A veces, a medida que iba cogiendo confianza, se ha pasado en la derrapada pero en The Master ha alcanzado un equilibrio tan extraño como el de Casey Stoner en MotoGP que derrapaba saliendo; derrapaba en medio de la curva mientra se iba al piano interno, tocando la hierba; derrapaba cuando, al frenar, aceleraba y, de repente, soltaba el freno, ganando tracción y yéndose a toda pastilla... sin caerse.

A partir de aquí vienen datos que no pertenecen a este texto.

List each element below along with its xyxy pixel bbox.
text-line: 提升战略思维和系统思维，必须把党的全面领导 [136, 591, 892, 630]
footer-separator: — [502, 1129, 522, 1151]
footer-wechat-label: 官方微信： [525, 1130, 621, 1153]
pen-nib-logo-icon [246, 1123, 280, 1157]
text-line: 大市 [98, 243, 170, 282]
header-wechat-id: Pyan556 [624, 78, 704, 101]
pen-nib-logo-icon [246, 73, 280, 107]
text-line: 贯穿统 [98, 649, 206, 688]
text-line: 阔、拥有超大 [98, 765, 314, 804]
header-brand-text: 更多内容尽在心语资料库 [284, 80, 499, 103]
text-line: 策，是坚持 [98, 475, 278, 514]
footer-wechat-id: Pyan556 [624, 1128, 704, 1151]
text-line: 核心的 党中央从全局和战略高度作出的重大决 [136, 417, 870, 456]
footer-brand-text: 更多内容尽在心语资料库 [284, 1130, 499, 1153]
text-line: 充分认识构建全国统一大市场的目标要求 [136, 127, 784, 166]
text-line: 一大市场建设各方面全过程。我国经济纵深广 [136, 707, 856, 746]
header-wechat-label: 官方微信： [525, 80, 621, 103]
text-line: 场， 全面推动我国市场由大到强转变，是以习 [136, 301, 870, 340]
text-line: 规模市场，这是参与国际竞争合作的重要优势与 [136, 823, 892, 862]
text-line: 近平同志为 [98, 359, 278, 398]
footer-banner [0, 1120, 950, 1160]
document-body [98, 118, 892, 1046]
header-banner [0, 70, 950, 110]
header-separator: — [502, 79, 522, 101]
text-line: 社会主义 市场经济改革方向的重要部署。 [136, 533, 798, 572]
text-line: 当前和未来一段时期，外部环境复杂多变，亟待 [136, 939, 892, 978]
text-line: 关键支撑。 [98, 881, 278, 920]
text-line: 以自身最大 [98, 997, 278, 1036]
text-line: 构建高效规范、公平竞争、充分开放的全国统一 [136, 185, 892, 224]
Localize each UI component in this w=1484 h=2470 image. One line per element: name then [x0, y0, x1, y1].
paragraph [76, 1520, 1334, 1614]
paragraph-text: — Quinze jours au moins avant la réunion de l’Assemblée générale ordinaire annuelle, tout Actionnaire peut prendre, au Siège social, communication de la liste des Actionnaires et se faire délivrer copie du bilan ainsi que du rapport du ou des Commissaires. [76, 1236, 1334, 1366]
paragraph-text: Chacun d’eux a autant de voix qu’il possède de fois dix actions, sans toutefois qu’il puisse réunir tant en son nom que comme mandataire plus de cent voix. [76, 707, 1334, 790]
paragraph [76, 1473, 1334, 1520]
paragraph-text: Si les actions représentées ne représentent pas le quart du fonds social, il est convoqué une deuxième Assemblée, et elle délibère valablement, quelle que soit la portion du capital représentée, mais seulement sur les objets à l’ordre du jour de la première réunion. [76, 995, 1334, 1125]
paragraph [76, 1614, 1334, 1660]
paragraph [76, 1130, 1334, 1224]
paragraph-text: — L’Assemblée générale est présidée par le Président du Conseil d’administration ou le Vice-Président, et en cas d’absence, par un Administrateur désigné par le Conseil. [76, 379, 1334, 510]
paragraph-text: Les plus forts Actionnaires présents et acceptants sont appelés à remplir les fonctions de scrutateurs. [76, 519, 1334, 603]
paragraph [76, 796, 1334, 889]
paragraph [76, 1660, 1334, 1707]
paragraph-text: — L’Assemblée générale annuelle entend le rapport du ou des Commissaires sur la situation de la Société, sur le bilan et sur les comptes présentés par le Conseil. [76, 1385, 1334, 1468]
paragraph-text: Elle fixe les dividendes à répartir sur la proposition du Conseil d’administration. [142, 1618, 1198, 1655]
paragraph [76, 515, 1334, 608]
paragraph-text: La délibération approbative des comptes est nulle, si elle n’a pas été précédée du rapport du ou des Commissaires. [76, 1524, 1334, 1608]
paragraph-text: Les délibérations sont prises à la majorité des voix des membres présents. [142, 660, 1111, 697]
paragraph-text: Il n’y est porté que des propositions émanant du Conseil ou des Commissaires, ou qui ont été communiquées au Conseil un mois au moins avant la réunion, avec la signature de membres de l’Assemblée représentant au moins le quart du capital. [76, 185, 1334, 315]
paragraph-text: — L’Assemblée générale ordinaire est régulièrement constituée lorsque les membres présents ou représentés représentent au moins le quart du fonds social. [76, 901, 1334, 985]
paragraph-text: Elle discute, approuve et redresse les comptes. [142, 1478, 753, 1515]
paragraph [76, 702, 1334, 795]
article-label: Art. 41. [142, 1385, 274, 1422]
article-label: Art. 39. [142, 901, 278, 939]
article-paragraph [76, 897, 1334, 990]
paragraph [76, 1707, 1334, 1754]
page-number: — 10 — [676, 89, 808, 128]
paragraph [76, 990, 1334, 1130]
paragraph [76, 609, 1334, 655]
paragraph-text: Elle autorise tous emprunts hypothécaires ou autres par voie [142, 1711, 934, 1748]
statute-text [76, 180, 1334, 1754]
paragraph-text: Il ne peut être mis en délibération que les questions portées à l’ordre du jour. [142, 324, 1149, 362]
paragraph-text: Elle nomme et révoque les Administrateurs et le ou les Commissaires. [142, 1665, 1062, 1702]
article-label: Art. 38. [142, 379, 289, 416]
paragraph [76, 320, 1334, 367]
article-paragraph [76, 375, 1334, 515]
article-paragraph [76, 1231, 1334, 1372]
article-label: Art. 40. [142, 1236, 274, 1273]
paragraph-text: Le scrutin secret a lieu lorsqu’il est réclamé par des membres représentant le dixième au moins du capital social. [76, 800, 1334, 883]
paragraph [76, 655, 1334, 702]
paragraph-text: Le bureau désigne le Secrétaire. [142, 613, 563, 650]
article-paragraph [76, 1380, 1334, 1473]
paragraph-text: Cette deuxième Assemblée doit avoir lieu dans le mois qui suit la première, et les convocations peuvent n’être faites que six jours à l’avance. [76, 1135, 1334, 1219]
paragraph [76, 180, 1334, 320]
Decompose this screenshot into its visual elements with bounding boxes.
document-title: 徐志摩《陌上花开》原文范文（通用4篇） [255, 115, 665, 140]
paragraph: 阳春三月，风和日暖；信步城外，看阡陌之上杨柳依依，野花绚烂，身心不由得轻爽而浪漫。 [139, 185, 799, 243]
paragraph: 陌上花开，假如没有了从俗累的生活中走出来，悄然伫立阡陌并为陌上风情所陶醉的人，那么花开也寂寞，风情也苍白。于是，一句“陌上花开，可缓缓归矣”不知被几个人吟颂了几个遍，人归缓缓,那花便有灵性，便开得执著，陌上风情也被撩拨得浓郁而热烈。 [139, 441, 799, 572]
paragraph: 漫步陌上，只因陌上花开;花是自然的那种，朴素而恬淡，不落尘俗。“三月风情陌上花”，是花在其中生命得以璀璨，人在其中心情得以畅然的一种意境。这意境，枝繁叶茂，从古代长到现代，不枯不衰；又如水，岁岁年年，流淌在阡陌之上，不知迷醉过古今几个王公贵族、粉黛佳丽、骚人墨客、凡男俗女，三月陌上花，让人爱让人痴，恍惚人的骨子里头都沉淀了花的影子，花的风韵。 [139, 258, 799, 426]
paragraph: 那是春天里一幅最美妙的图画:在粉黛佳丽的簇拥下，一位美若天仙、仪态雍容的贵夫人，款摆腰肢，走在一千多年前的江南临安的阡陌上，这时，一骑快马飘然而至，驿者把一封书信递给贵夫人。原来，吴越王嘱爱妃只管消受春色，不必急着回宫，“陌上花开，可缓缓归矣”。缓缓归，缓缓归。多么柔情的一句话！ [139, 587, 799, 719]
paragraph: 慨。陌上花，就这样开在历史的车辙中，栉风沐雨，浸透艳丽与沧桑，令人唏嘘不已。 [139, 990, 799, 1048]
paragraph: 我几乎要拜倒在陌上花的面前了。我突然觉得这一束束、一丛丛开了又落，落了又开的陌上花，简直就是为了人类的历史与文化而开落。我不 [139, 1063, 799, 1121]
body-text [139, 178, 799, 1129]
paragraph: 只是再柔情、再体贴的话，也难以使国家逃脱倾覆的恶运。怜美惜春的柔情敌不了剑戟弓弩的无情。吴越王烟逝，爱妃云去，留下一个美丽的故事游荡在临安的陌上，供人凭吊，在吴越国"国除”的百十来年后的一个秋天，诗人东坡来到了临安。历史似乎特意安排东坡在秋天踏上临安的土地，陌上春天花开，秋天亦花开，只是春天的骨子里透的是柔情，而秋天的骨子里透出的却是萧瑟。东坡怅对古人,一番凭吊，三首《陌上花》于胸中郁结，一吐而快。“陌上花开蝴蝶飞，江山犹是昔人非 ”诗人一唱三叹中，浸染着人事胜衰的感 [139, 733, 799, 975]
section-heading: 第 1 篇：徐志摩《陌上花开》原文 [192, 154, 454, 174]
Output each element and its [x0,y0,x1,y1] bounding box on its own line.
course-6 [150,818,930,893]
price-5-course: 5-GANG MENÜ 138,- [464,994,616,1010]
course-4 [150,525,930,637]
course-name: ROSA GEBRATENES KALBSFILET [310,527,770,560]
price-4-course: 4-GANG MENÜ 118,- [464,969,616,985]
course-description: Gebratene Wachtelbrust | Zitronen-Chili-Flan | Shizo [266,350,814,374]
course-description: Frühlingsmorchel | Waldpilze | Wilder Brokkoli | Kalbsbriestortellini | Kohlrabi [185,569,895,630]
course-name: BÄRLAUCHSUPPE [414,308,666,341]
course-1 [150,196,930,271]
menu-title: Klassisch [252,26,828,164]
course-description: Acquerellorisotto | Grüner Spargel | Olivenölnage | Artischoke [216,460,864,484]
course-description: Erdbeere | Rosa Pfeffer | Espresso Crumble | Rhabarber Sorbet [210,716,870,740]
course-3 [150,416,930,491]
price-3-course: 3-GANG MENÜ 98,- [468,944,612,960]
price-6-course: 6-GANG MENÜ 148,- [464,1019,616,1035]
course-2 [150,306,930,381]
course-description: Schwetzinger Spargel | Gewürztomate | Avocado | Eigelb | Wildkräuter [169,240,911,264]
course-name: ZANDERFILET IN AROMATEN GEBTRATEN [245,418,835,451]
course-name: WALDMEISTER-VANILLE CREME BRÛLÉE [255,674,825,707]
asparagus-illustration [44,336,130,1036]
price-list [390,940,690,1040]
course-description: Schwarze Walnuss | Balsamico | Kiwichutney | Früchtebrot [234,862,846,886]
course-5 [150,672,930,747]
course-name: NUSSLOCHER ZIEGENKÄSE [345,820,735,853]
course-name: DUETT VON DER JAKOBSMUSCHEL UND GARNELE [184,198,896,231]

Ese estilo de pilotaje de Stoner, imposible de imitar, me vino a la cabeza en una secuencia lírica de The Master en la que los protagonistas se dan un garbeo en moto en un paisaje lunar.  Para entonces, la película es como si algún capítulo de El equipo A (esos dolientes, melancólicos y esquizos frikis inadaptados que pese a todo no han perdido el sentido del humor) hubiese sido dirigido por Kubrick.  Joaquin Phoenix, destrozado anímicamente por un trauma bélico, se encuentra a su alter ego Philip Seymour Hoffman a bordo de un yate llamado Aletheia (“desocultamiento de la verdad”).  Más que un encuentro es un encontronazo.  Como en el de Bruce Willis y Samuel L. Jackson en El protegido (otra película que participa del pathos sufriente por heridas en la indisociable entidad cuerpo/alma), Phoenix y Hoffman están condenados a entenderse en una pasión que es mucho más fuerte que el amor y el odio porque está entreverada tanto de uno como de otro.

El contexto, las circunstancias, la atmósfera viene dada por la “secta” que lidera Hoffman, el Maestro.  Pero pensar en la Cienciología es perder miserablemente el tiempo.  En esa relación brutal y caleidoscópica vemos los ecos de amistades viriles que han acabado como el rosario de la aurora, de Jesús y Judas, la más obvia, a Julio César y Bruto, o Bohr y Heisenberg, o Husserl y Heidegger.  Porque la fe y el interés, la pretensión de salvar y el ansia de dominar, son la cara y la cruz de esa lucha por la supervivencia intelectual que caracteriza el mundo de las ideas, tan vitalista, despiadado y cruel en ocasiones como el darwiniano de la vida.

Quién mejor reflejó esa dualidad de la filia maestro-discípulo devorada por la voluntad de poder fue Orson Welles, de Ciudadano Kane a El tercer hombre (de la que fue él más autor desde la interpretación que Carol Reed desde la dirección) pasando por Sed de mal o Campanadas a medianoche.  Como Welles, Paul Thomas Anderson ha compuesto un conmovedor, a ratos divertido, a ratos desasosegante, retrato de lo que puede ser el eros sin prudencia (que diría Leo Strauss y es el título de un magnífico libro que le dedica de Gregorio Luri)

Por cierto, a Paul Thomas Anderson, que ganó el premio a la mejor dirección en Venecia, no lo han nominado en Hollywood ni a mejor director, ni a mejor guión ni a mejor película.  Y se merecía, con todos los respetos a las grandes obras de Spielberg en Lincoln y Tarantino en Django desencadenado, los tres.